One of my good friends suggested that I write about what men want after the age of sixty. She told me that on her authority (after having dated quite a few men in the last few years) those men over sixty are looking for either a nurse or a purse. In other words, men want a woman to either take care of them or to pay for everything or both. My friend is very pretty and single and men over sixty often ask her out. She has told me that it is difficult to find a man who is interested in her as a partner instead of a nurse or a purse. She would like to be married and frankly she was at one time looking more for companionship than having to be madly in love with her partner. I do not agree with marrying for companionship only because frankly marriage isn’t easy. I think if you don’t start with real love, devotion and passion it is hard to get over the rough spots, but what do I know? I have only been married for 35 years and basically it was over after 20 years. I am frankly interested in what men really want life to look like from 60 and beyond or until they reach that great new adventure called the hereafter.
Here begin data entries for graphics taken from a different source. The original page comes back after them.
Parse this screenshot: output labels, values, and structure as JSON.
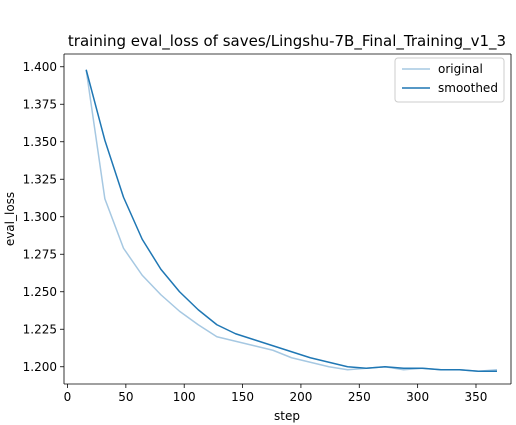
{
  "chart_data": {
    "type": "line",
    "title": "training eval_loss of saves/Lingshu-7B_Final_Training_v1_3",
    "xlabel": "step",
    "ylabel": "eval_loss",
    "xlim": [
      -3,
      380
    ],
    "ylim": [
      1.1885,
      1.4085
    ],
    "xticks": [
      0,
      50,
      100,
      150,
      200,
      250,
      300,
      350
    ],
    "yticks": [
      1.2,
      1.225,
      1.25,
      1.275,
      1.3,
      1.325,
      1.35,
      1.375,
      1.4
    ],
    "ytick_labels": [
      "1.200",
      "1.225",
      "1.250",
      "1.275",
      "1.300",
      "1.325",
      "1.350",
      "1.375",
      "1.400"
    ],
    "legend_position": "top-right",
    "grid": false,
    "series": [
      {
        "name": "original",
        "color": "#a6c8e2",
        "x": [
          16,
          32,
          48,
          64,
          80,
          96,
          112,
          128,
          144,
          160,
          176,
          192,
          208,
          224,
          240,
          256,
          272,
          288,
          304,
          320,
          336,
          352,
          368
        ],
        "values": [
          1.398,
          1.312,
          1.279,
          1.261,
          1.248,
          1.237,
          1.228,
          1.22,
          1.217,
          1.214,
          1.211,
          1.206,
          1.203,
          1.2,
          1.198,
          1.199,
          1.2,
          1.198,
          1.199,
          1.198,
          1.198,
          1.197,
          1.198
        ]
      },
      {
        "name": "smoothed",
        "color": "#1f77b4",
        "x": [
          16,
          32,
          48,
          64,
          80,
          96,
          112,
          128,
          144,
          160,
          176,
          192,
          208,
          224,
          240,
          256,
          272,
          288,
          304,
          320,
          336,
          352,
          368
        ],
        "values": [
          1.398,
          1.351,
          1.313,
          1.285,
          1.265,
          1.25,
          1.238,
          1.228,
          1.222,
          1.218,
          1.214,
          1.21,
          1.206,
          1.203,
          1.2,
          1.199,
          1.2,
          1.199,
          1.199,
          1.198,
          1.198,
          1.197,
          1.197
        ]
      }
    ]
  }
}
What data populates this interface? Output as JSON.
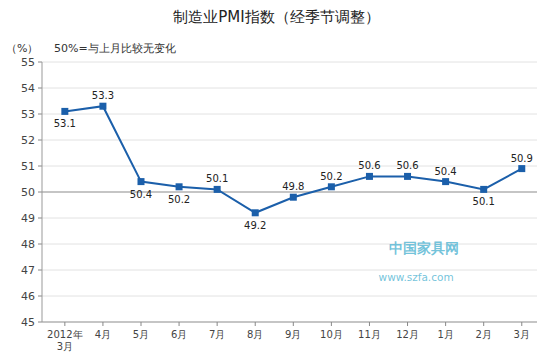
{
  "chart_data": {
    "type": "line",
    "title": "制造业PMI指数（经季节调整）",
    "subtitle": "50%=与上月比较无变化",
    "ylabel": "（%）",
    "categories": [
      "2012年\n3月",
      "4月",
      "5月",
      "6月",
      "7月",
      "8月",
      "9月",
      "10月",
      "11月",
      "12月",
      "1月",
      "2月",
      "3月"
    ],
    "values": [
      53.1,
      53.3,
      50.4,
      50.2,
      50.1,
      49.2,
      49.8,
      50.2,
      50.6,
      50.6,
      50.4,
      50.1,
      50.9
    ],
    "color": "#1B5FAA",
    "marker": "square",
    "ylim": [
      45,
      55
    ],
    "yticks": [
      45,
      46,
      47,
      48,
      49,
      50,
      51,
      52,
      53,
      54,
      55
    ],
    "reference_line": 50,
    "grid": true,
    "data_labels": true,
    "annotations": [
      "中国家具网",
      "www.szfa.com"
    ]
  }
}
So, I started asking questions to men and to the women in their lives. I wanted to know the hopes and dreams of men over sixty. What do they want to accomplish in the future? What do they regret about the past? Sex, and women or relationships are these things important to them?? Well, lots of men avoided answering me as if they were avoiding the plague. I am inferring from this avoidance, that most men either don’t like talking about these subjects or they want to avoid thinking about the future, period. I think maybe they want to avoid all of the questions. Perhaps this is too uncomfortable a subject for men to discuss with a female. Personally, I, like most women, enjoy talking about my feelings and the future and my likes and dislikes ad infinitum. Women like to go into great detail about our past and our regrets. Even in our 60’s if some man flirts with us we report this to our friends in great detail and we pull apart every tiny aspect of the conversation…. even if it only lasted a minute or two.
Men Are Different
Okay, men are different. I get it. They aren’t thrilled to talk about their feelings, their hopes and dreams. They don’t like to talk about their relationships. They don’t like dwelling on the future. I finally understand this fact. Hopefully, in the future, with persistence, I will be able to drag the truth out of them.
Learned So Far
This is what I have learned so far from the small sample of men that I have recently questioned. Most men have very simple wishes. A lot of their wishes are just a matter of doing something… making that phone call or planning that trip. Most men are happy with their life as it is right now with the addition of maybe a lady to ask out to dinner occasionally … sex? maybe, but (and this surprised me) sex doesn’t seem to be a priority. A few men regretted not marrying and not having children. A few men would like to marry to have someone with whom to comfortably spend the rest of their lives and to be able to travel with as a companion. A lot of men that have been married for over 30 years seem very happy with their marriages and their lives. These happily married men just want their lives to continue without much change. One man told me that he enjoys sex a time or two a month and hopes for that to continue into the future.
What Their Women Said
Then I asked women about their men. Once again a lot of women are happy with the status quo, especially, if they have been married for a long time. A few women are frustrated with the lack of help with everyday household chores… one wife said that her man is downright lazy. I do think a lot of men are blind to the work that we wives do to keep their homes and lives running like clockwork. It is because we have often taken care of our homes, our husbands, our children, our pets and we have often worked part-time or fulltime jobs while juggling all of these things in the air at the same time. A few wives have told me about the sad, but loving burden, of taking care of husbands that have been very ill for a very long time. This has come up a few times since I started this blog. In cases like this there is only today and getting through the day, to get to, tomorrow. A few women were not happy with their sex lives but this was, once again, usually due to illness.
Now to get back to the “nurse or the purse”, I really didn’t find that the men that I questioned were looking for either a nurse or a woman with money. Most men seem to want a companion more than a nurse or a purse. Maybe, as usual, in my life, I have been very lucky to know just a nice group of men.